Das Dilemma von eigentlich und offensichtlich

Ich bin Pazifist aus familiärer Prägung und christlich gereifter Überzeugung. Aber der nahegerückte, menschenverachtende und das Völkerrecht auf Selbstbestimmung und Freiheit sabotierende Krieg in der Ukraine lässt meine Überzeugungen bröckeln und meine Gewissheiten schwinden.

So komme ich gerade jetzt angesichts der ukrainischen Forderungen nach schweren Waffen in das Dilemma des „eigentlich …, aber“, da ja meine/ unsere Werte und Grundüberzeugungen „offensichtlich“ nicht von Kriegstreibern und freiheitsfeindlichen Mächten mitgetragen bzw. ignoriert werden.

Der Konsens jüdisch-christlicher Werte in und für Europa, der mehr als 50 Jahre Frieden hier ermöglicht hat und den Beitritt zu dieser EU-Wertegemeinschaft auch für die sich nach dem Ende des Kalten Krieges neu orientierenden Staaten Ost-Europas attraktiv machte, ist offensichtlich nicht mehr tragfähig. Anders kann ich mir den „Erfolg“ nationalistischer Parteien in nahezu allen Ländern der EU nicht erklären.

In der orthodox-christlich gefeierten Karwoche bombardieren russische Soldaten mit dem Segen des orthodoxen, Moskauer Patriarchats schutzlose Zivilisten, während der katholische Papst Franziskus in seiner Osteransprache „ein Ende des Ukraine-Kriegs fordert und an Krisen weltweit erinnert. Der Frieden sei möglich, eine Pflicht und die vorrangige Verantwortung aller. … Jeder Krieg habe Auswirkungen für die gesamte Menschheit: von den Todesfällen über das Flüchtlingsdrama bis hin zur Wirtschafts- und Ernährungskrise, deren Vorboten derzeit bereits erkennbar seien“.
Und der, an dessen Leid und Tod sich die Christen der ganzen Welt -und auch Herr Putin- in diesen Tagen erinnern, fordert uns auf zu Nächsten- und Feindesliebe und zum Friedenstiften.

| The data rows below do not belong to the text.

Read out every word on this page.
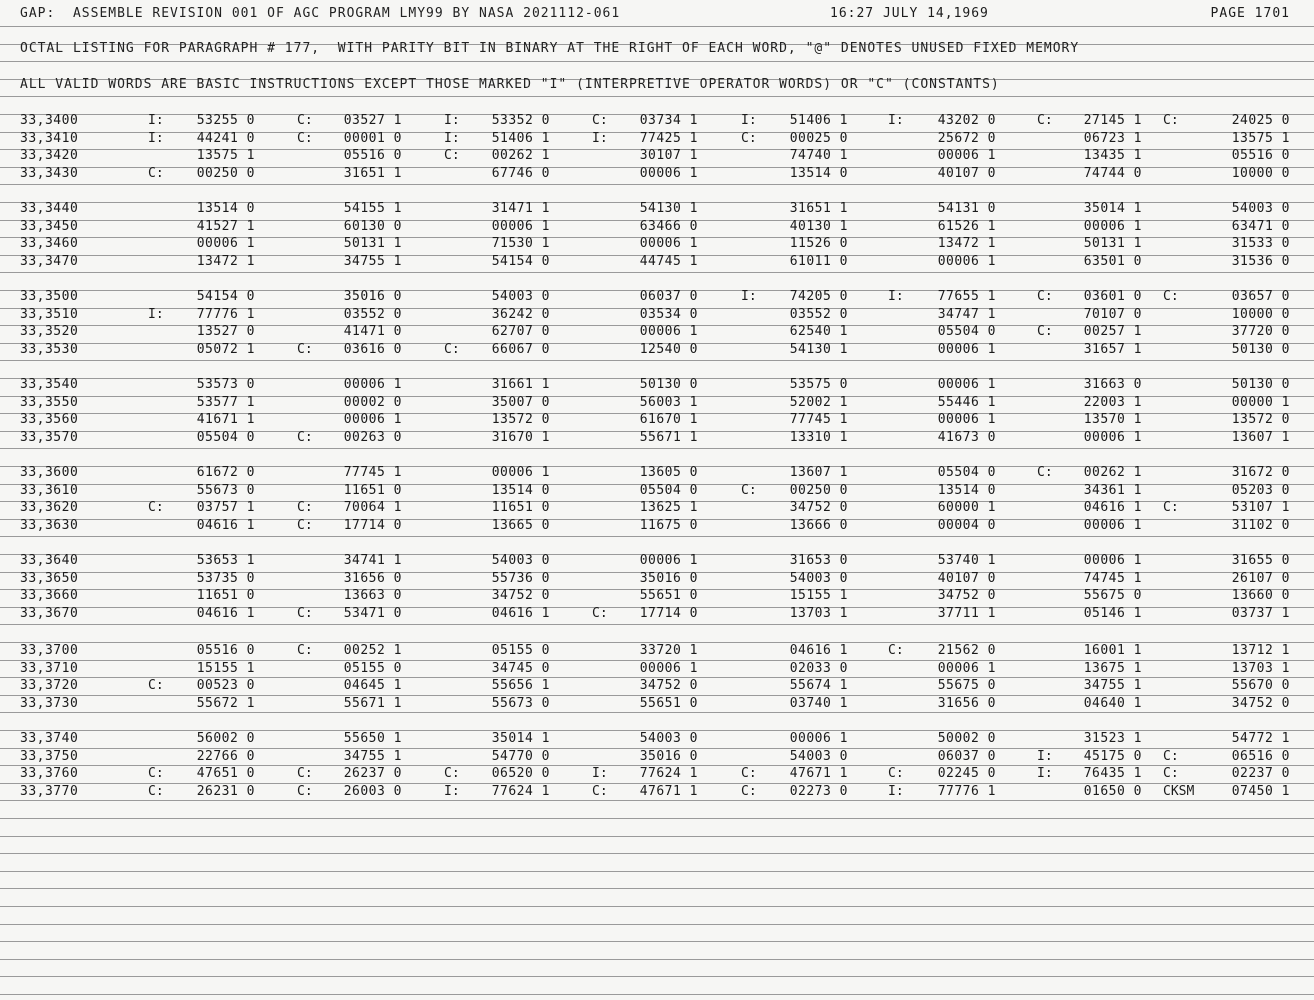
GAP:  ASSEMBLE REVISION 001 OF AGC PROGRAM LMY99 BY NASA 2021112-061	16:27 JULY 14,1969	PAGE 1701
OCTAL LISTING FOR PARAGRAPH # 177,  WITH PARITY BIT IN BINARY AT THE RIGHT OF EACH WORD, "@" DENOTES UNUSED FIXED MEMORY
ALL VALID WORDS ARE BASIC INSTRUCTIONS EXCEPT THOSE MARKED "I" (INTERPRETIVE OPERATOR WORDS) OR "C" (CONSTANTS)
33,3400	I:	53255 0	C:	03527 1	I:	53352 0	C:	03734 1	I:	51406 1	I:	43202 0	C:	27145 1 C:	24025 0
33,3410	I:	44241 0	C:	00001 0	I:	51406 1	I:	77425 1	C:	00025 0	25672 0	06723 1	13575 1
33,3420	13575 1	05516 0	C:	00262 1	30107 1	74740 1	00006 1	13435 1	05516 0
33,3430	C:	00250 0	31651 1	67746 0	00006 1	13514 0	40107 0	74744 0	10000 0
33,3440	13514 0	54155 1	31471 1	54130 1	31651 1	54131 0	35014 1	54003 0
33,3450	41527 1	60130 0	00006 1	63466 0	40130 1	61526 1	00006 1	63471 0
33,3460	00006 1	50131 1	71530 1	00006 1	11526 0	13472 1	50131 1	31533 0
33,3470	13472 1	34755 1	54154 0	44745 1	61011 0	00006 1	63501 0	31536 0
33,3500	54154 0	35016 0	54003 0	06037 0	I:	74205 0	I:	77655 1	C:	03601 0 C:	03657 0
33,3510	I:	77776 1	03552 0	36242 0	03534 0	03552 0	34747 1	70107 0	10000 0
33,3520	13527 0	41471 0	62707 0	00006 1	62540 1	05504 0	C:	00257 1	37720 0
33,3530	05072 1	C:	03616 0	C:	66067 0	12540 0	54130 1	00006 1	31657 1	50130 0
33,3540	53573 0	00006 1	31661 1	50130 0	53575 0	00006 1	31663 0	50130 0
33,3550	53577 1	00002 0	35007 0	56003 1	52002 1	55446 1	22003 1	00000 1
33,3560	41671 1	00006 1	13572 0	61670 1	77745 1	00006 1	13570 1	13572 0
33,3570	05504 0	C:	00263 0	31670 1	55671 1	13310 1	41673 0	00006 1	13607 1
33,3600	61672 0	77745 1	00006 1	13605 0	13607 1	05504 0	C:	00262 1	31672 0
33,3610	55673 0	11651 0	13514 0	05504 0	C:	00250 0	13514 0	34361 1	05203 0
33,3620	C:	03757 1	C:	70064 1	11651 0	13625 1	34752 0	60000 1	04616 1 C:	53107 1
33,3630	04616 1	C:	17714 0	13665 0	11675 0	13666 0	00004 0	00006 1	31102 0
33,3640	53653 1	34741 1	54003 0	00006 1	31653 0	53740 1	00006 1	31655 0
33,3650	53735 0	31656 0	55736 0	35016 0	54003 0	40107 0	74745 1	26107 0
33,3660	11651 0	13663 0	34752 0	55651 0	15155 1	34752 0	55675 0	13660 0
33,3670	04616 1	C:	53471 0	04616 1	C:	17714 0	13703 1	37711 1	05146 1	03737 1
33,3700	05516 0	C:	00252 1	05155 0	33720 1	04616 1	C:	21562 0	16001 1	13712 1
33,3710	15155 1	05155 0	34745 0	00006 1	02033 0	00006 1	13675 1	13703 1
33,3720	C:	00523 0	04645 1	55656 1	34752 0	55674 1	55675 0	34755 1	55670 0
33,3730	55672 1	55671 1	55673 0	55651 0	03740 1	31656 0	04640 1	34752 0
33,3740	56002 0	55650 1	35014 1	54003 0	00006 1	50002 0	31523 1	54772 1
33,3750	22766 0	34755 1	54770 0	35016 0	54003 0	06037 0	I:	45175 0 C:	06516 0
33,3760	C:	47651 0	C:	26237 0	C:	06520 0	I:	77624 1	C:	47671 1	C:	02245 0	I:	76435 1 C:	02237 0
33,3770	C:	26231 0	C:	26003 0	I:	77624 1	C:	47671 1	C:	02273 0	I:	77776 1	01650 0 CKSM	07450 1
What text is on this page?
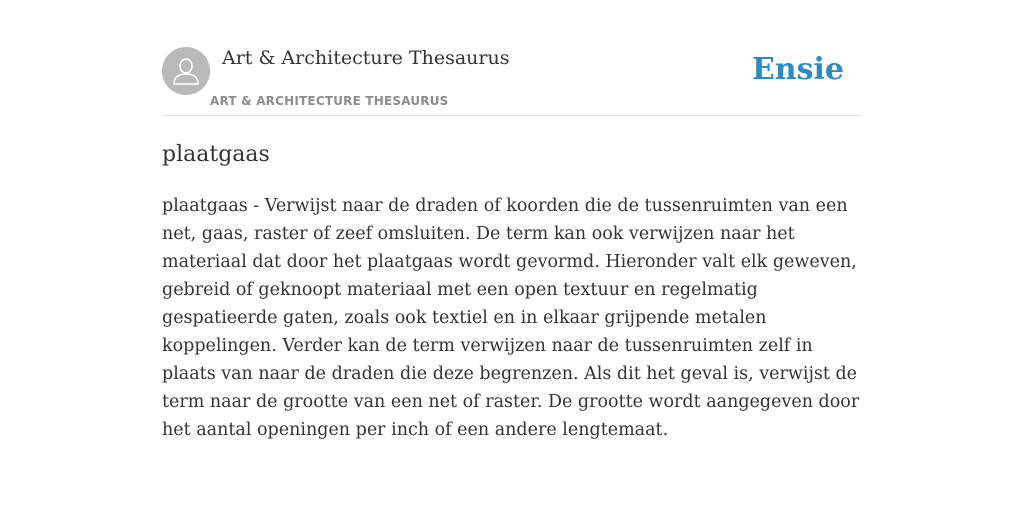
Art & Architecture Thesaurus
ART & ARCHITECTURE THESAURUS
Ensie
plaatgaas

plaatgaas - Verwijst naar de draden of koorden die de tussenruimten van een net, gaas, raster of zeef omsluiten. De term kan ook verwijzen naar het materiaal dat door het plaatgaas wordt gevormd. Hieronder valt elk geweven, gebreid of geknoopt materiaal met een open textuur en regelmatig gespatieerde gaten, zoals ook textiel en in elkaar grijpende metalen koppelingen. Verder kan de term verwijzen naar de tussenruimten zelf in plaats van naar de draden die deze begrenzen. Als dit het geval is, verwijst de term naar de grootte van een net of raster. De grootte wordt aangegeven door het aantal openingen per inch of een andere lengtemaat.
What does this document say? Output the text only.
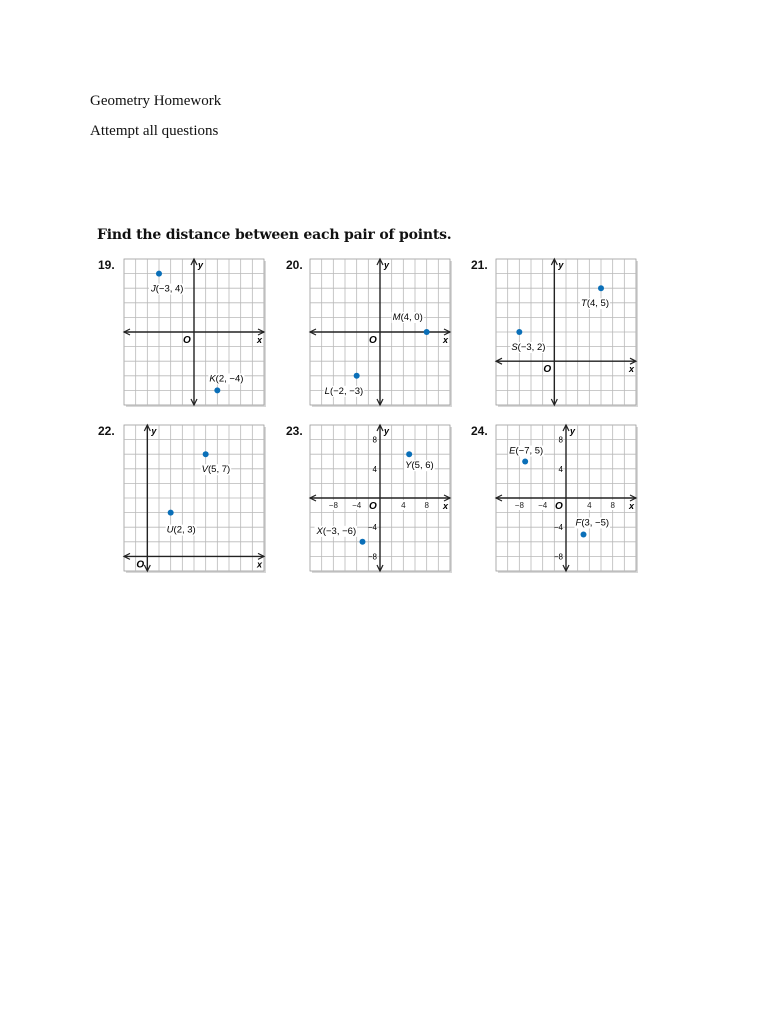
Geometry Homework
Attempt all questions
Find the distance between each pair of points.
19.
x
y
O
J(−3, 4)
K(2, −4)
20.
x
y
O
M(4, 0)
L(−2, −3)
21.
x
y
O
T(4, 5)
S(−3, 2)
22.
x
y
O
V(5, 7)
U(2, 3)
23.
x
y
O
−8 −4	4 8
8
4
−4
−8
Y(5, 6)
X(−3, −6)
24.
x
y
O
−8 −4	4 8
8
4
−4
−8
E(−7, 5)
F(3, −5)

Vielleicht ist es ja ein Gebot der Nächstenliebe oder zumindest das kleinere Übel, die Ukrainer mit schweren Waffen zu unterstützen, damit sie ihre und unsere Freiheit verteidigen können gegen die nationalistische Aggression und für den Erhalt der freiheitlichen Werte.
Unsere Welt braucht Frieden, um gemeinsam die Folgen des Klimawandels bekämpfen zu können und eine lebenswerte Zukunft für alle zu sichern.